The nutritionist, E, and I talked about the food allergy panel and we’re trying a few changes, but nothing dramatic. The big change is that I’ve been diagnosed with Obstructive Sleep Apnea (OSA) and prescribed a CPAP Machine.
They tell you that it may take some getting used to. What they don’t say is that you will feel like you’re suffocating, even though you aren’t and your body doesn’t want that thing blowing in your face all night.
After a week, I think I’m getting better sleep, but it’s been quite a struggle. I wish the doctors had prepared me more for how difficult it could be and that I may have some sleepless nights for a couple weeks. Why? Because I’ve got some other health issues that are greatly exacerbated by not getting quality sleep.
Add on top of all this, some family drama and stress with my father’s health and my parents moving across the country in short order and their need to have me come visit them 1000 miles away to help. Well, that was enough to tip me over and send me back into the adrenal fatigue again.
I’m jittery and have trouble regulating my body temperature. I can’t sleep when I lay in the bed, but I fall asleep quickly when I sit down on the couch with the laptop.
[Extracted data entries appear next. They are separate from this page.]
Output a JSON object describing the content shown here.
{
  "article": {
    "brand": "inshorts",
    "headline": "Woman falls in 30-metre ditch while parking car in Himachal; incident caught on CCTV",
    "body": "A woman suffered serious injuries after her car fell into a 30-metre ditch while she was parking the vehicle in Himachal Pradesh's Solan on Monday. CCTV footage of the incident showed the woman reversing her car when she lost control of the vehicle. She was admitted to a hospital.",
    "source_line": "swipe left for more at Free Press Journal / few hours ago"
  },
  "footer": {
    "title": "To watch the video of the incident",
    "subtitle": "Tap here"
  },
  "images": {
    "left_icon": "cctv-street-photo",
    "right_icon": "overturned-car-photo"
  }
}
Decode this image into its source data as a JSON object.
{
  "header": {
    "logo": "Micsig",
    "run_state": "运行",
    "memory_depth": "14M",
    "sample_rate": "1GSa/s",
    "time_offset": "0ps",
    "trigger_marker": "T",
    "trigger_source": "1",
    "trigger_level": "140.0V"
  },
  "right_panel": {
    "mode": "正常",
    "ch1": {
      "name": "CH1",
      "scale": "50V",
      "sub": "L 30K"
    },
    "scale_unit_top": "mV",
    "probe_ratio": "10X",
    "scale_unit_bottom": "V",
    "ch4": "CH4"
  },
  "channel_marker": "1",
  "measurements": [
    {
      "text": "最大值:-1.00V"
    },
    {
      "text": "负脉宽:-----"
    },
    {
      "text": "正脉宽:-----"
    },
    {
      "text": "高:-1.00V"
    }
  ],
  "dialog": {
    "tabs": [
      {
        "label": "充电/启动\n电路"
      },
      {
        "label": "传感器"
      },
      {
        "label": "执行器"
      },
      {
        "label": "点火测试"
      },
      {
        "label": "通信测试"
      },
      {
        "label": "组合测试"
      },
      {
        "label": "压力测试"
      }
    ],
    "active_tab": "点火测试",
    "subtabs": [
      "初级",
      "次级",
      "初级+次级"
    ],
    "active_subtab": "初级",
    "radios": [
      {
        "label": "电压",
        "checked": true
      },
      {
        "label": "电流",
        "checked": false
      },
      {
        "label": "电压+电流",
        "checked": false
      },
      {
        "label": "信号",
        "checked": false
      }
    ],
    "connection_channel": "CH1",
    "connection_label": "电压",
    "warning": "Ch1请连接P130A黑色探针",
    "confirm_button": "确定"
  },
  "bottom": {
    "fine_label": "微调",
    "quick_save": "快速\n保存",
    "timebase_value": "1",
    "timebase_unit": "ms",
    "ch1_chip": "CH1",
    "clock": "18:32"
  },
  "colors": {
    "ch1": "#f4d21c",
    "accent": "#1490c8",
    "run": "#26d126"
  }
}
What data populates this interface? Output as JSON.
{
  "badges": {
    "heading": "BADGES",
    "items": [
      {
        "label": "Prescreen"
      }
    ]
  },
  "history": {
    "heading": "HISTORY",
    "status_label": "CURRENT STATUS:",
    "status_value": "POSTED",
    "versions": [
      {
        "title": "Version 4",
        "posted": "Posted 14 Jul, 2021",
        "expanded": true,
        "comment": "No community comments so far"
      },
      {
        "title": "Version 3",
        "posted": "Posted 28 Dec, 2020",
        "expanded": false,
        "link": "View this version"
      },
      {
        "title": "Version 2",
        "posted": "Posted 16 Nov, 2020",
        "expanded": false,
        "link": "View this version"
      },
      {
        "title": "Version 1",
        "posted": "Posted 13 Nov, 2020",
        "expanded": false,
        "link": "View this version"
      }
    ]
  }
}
I can’t think and have absolutely no appetite, even though I recognize that I’m hungry, no food looks or tastes good to me.
My husband and sole support system is leaving town to visit his family for a long weekend and I’ve got my trip to California coming up quickly and I can’t seem to get going on any of the million or so things I need to do between now and then.
My health team has been great at giving me guidance on the best way to take care of myself, but the hard work is all mine. And frankly, hard work is the last thing I want right now. All I want to do is sleep.
The last two nights I’ve managed to get good quality sleep, with about 5-6 hours on the CPAP. I think that’s helping, but I’ve got a deep hole to climb out of here. All I can do is take it one day at a time and do the best I can to care for myself.
And that’s the frustrating part. I hate feeling like the “broken girl” or the “sick one”. I want to be able to exist and live my life like a normal person, but that’s not happening right now. I know I need to be intentional and patient with myself, but I still hear that inner mean-girl screaming, “WHAT IS WRONG WITH YOU!?! GET IT TOGETHER!!”
All my team members are trying to remind me that I’ve already come a long way, but when I feel sick, I just can’t see it. I feel like I’m back at square one and I have to start all over. I’m just so sick of being sick.